Derived gauge-invariant expression for transverse gauge potential in A-B experiment

Identified the role of phase gradients in the Anderson-Higgs mechanism

Discovered new effects like flux quantization in superconducting rings

Abstract

In this paper we study the Aharonov-Bohm (A-B) effect and Anderson-Higgs mechanism in Ginzburg-Landau model of superconductors from the perspective of the decomposition of U(1) gauge potential. By the Helmholtz theorem, we derive exactly the expression of the transverse gauge potential $\vec{A}_\perp$ in A-B experiment, which is gauge-invariant and physical.
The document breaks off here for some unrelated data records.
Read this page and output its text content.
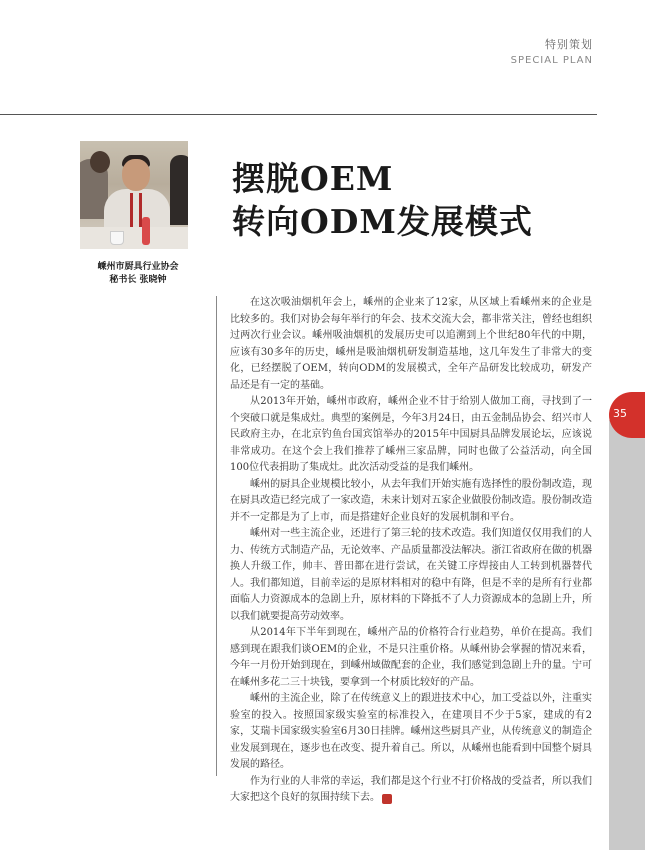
特别策划
SPECIAL PLAN
嵊州市厨具行业协会
秘书长 张晓钟
摆脱OEM
转向ODM发展模式

在这次吸油烟机年会上，嵊州的企业来了12家，从区域上看嵊州来的企业是比较多的。我们对协会每年举行的年会、技术交流大会，都非常关注，曾经也组织过两次行业会议。嵊州吸油烟机的发展历史可以追溯到上个世纪80年代的中期，应该有30多年的历史，嵊州是吸油烟机研发制造基地，这几年发生了非常大的变化，已经摆脱了OEM，转向ODM的发展模式，全年产品研发比较成功，研发产品还是有一定的基础。

从2013年开始，嵊州市政府，嵊州企业不甘于给别人做加工商，寻找到了一个突破口就是集成灶。典型的案例是，今年3月24日，由五金制品协会、绍兴市人民政府主办，在北京钓鱼台国宾馆举办的2015年中国厨具品牌发展论坛，应该说非常成功。在这个会上我们推荐了嵊州三家品牌，同时也做了公益活动，向全国100位代表捐助了集成灶。此次活动受益的是我们嵊州。

嵊州的厨具企业规模比较小，从去年我们开始实施有选择性的股份制改造，现在厨具改造已经完成了一家改造，未来计划对五家企业做股份制改造。股份制改造并不一定都是为了上市，而是搭建好企业良好的发展机制和平台。

嵊州对一些主流企业，还进行了第三轮的技术改造。我们知道仅仅用我们的人力、传统方式制造产品，无论效率、产品质量都没法解决。浙江省政府在做的机器换人升级工作，帅丰、普田都在进行尝试，在关键工序焊接由人工转到机器替代人。我们都知道，目前幸运的是原材料相对的稳中有降，但是不幸的是所有行业都面临人力资源成本的急剧上升，原材料的下降抵不了人力资源成本的急剧上升，所以我们就要提高劳动效率。

从2014年下半年到现在，嵊州产品的价格符合行业趋势，单价在提高。我们感到现在跟我们谈OEM的企业，不是只注重价格。从嵊州协会掌握的情况来看，今年一月份开始到现在，到嵊州域做配套的企业，我们感觉到急剧上升的量。宁可在嵊州多花二三十块钱，要拿到一个材质比较好的产品。

嵊州的主流企业，除了在传统意义上的跟进技术中心，加工受益以外，注重实验室的投入。按照国家级实验室的标准投入，在建项目不少于5家，建成的有2家，艾瑞卡国家级实验室6月30日挂牌。嵊州这些厨具产业，从传统意义的制造企业发展到现在，逐步也在改变、提升着自己。所以，从嵊州也能看到中国整个厨具发展的路径。

作为行业的人非常的幸运，我们都是这个行业不打价格战的受益者，所以我们大家把这个良好的氛围持续下去。	回

35
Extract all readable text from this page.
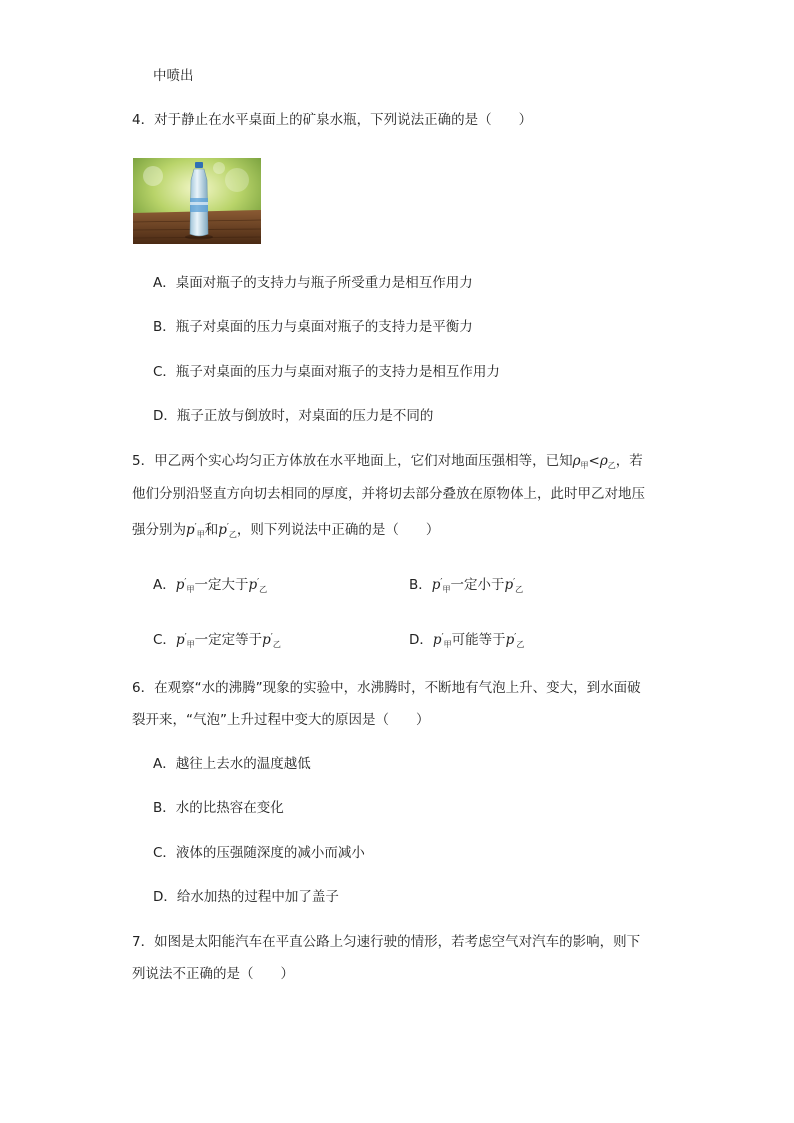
中喷出
4．对于静止在水平桌面上的矿泉水瓶，下列说法正确的是（　　）
A．桌面对瓶子的支持力与瓶子所受重力是相互作用力
B．瓶子对桌面的压力与桌面对瓶子的支持力是平衡力
C．瓶子对桌面的压力与桌面对瓶子的支持力是相互作用力
D．瓶子正放与倒放时，对桌面的压力是不同的
5．甲乙两个实心均匀正方体放在水平地面上，它们对地面压强相等，已知$\rho_甲<\rho_乙$，若
他们分别沿竖直方向切去相同的厚度，并将切去部分叠放在原物体上，此时甲乙对地压
强分别为$p'_甲$和$p'_乙$，则下列说法中正确的是（　　）
A．$p'_甲$一定大于$p'_乙$	B．$p'_甲$一定小于$p'_乙$
C．$p'_甲$一定定等于$p'_乙$	D．$p'_甲$可能等于$p'_乙$
6．在观察“水的沸腾”现象的实验中，水沸腾时，不断地有气泡上升、变大，到水面破
裂开来，“气泡”上升过程中变大的原因是（　　）
A．越往上去水的温度越低
B．水的比热容在变化
C．液体的压强随深度的减小而减小
D．给水加热的过程中加了盖子
7．如图是太阳能汽车在平直公路上匀速行驶的情形，若考虑空气对汽车的影响，则下
列说法不正确的是（　　）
For the case of a bulk superconductor, we find that the gradient of the total phase field $\theta$ provides the longitudinal component ${\vec A}_{\parallel}$, which reflects the Anderson-Higgs mechanism. For the case of a superconductor ring, the gradient of the longitudinal phase field $\theta_1$ provides the longitudinal component ${\vec A}_{\parallel}$, while the transverse phase field $\theta_2$ produces new physical effects such as the flux quantization inside a superconducting ring.